Description: Attacking the person making the argument, rather than the argument itself, when the attack on the person is completely irrelevant to the argument the person is making.

Logical Form:

Person 1 is claiming Y.

Person 1 is a moron.

Therefore, Y is not true.


Q. 143. Which is the ninth commandment?

A. The ninth commandment is, Thou shalt not bear false witness against thy neighbor.[839]

Q. 144. What are the duties required in the ninth commandment?

A. The duties required in the ninth commandment are, the preserving and promoting of truth between man and man,[840] and the good name of our neighbour, as well as our own;[841] appearing and standing for the truth;[842] and from the heart,[843] sincerely,[844] freely,[845] clearly,[846] and fully,[847] speaking the truth, and only the truth, in matters of judgment and justice,[848] and in all other things whatsoever;[849] a charitable esteem of our neighbours;[850] loving, desiring, and rejoicing in their good name;[851] sorrowing for,[852] and covering of their infirmities;[853] freely acknowledging of their gifts and graces,[854] defending their innocency;[855] a ready receiving of a good report,[856] and unwillingness to admit of an evil report,[857] concerning them; discouraging tale-bearers,[858] flatterers,[859] and slanderers;[860] love and care of our own good name, and defending it when need requireth;[861] keeping of lawful promises;[862] studying and practicing of whatsoever things are true, honest, lovely, and of good report.[863]

Q. 145. What are the sins forbidden in the ninth commandment?
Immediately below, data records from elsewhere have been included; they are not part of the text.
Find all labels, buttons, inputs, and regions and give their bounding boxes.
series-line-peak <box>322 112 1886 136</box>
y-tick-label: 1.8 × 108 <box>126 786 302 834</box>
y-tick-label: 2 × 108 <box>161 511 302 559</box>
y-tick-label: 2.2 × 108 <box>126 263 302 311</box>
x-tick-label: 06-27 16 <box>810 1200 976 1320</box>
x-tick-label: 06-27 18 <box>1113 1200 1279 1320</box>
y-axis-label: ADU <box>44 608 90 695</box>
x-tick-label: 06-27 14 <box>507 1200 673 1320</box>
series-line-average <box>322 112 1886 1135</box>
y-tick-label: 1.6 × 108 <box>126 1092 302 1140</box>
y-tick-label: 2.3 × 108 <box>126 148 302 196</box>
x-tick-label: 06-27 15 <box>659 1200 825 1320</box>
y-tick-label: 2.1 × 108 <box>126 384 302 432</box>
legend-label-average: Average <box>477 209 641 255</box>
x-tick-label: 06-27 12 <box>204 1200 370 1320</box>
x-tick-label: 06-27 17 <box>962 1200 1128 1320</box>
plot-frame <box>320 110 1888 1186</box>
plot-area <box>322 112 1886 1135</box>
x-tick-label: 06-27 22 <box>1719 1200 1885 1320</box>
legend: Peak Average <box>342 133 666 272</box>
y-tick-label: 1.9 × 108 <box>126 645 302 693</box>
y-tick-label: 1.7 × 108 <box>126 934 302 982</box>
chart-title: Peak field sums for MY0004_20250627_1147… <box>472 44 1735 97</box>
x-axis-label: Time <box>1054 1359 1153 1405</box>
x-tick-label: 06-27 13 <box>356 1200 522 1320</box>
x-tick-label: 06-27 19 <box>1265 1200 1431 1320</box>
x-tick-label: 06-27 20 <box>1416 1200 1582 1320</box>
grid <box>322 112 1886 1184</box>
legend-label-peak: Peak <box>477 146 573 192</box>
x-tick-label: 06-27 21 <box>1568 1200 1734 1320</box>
A. The sins forbidden in the ninth commandment are, all prejudicing the truth, and the good name of our neighbours, as well as our own,[864] especially in public judicature;[865] giving false evidence,[866] suborning false witnesses,[867] wittingly appearing and pleading for an evil cause, outfacing and overbearing the truth;[868] passing unjust sentence,[869] calling evil good, and good evil; rewarding the wicked according to the work of the righteous, and the righteous according to the work of the wicked;[870] forgery,[871] concealing the truth, undue silence in a just cause,[872] and holding our peace when iniquity calleth for either a reproof from ourselves,[873] or complaint to others;[874] speaking the truth unseasonably,[875] or maliciously to a wrong end,[876] or perverting it to a wrong meaning,[877] or in doubtful and equivocal expressions, to the prejudice of truth or justice;[878] speaking untruth,[879] lying,[880] slandering,[881] backbiting,[882] detracting, tale bearing,[883] whispering,[884] scoffing,[885] reviling,[886] rash,[887] harsh,[888] and partial censuring;[889] misconstructing intentions, words, and actions;[890] flattering,[891] vain-glorious boasting;[892] thinking or speaking too highly or too meanly of ourselves or others;[893] denying the gifts and graces of God;[894] aggravating smaller faults;[895] hiding, excusing, or extenuating of sins, when called to a free confession;[896] unnecessary discovering of infirmities;[897] raising false rumors,[898] receiving and countenancing evil reports,[899] and stopping our ears against just defense;[900] evil suspicion;[901] envying or grieving at the deserved credit of any,[902] endeavoring or desiring to impair it,[903] rejoicing in their disgrace and infamy;[904] scornful contempt,[905] fond admiration;[906] breach of lawful promises;[907] neglecting such things as are of good report,[908] and practicing, or not avoiding ourselves, or not hindering what we can in others, such things as procure an ill name.[909]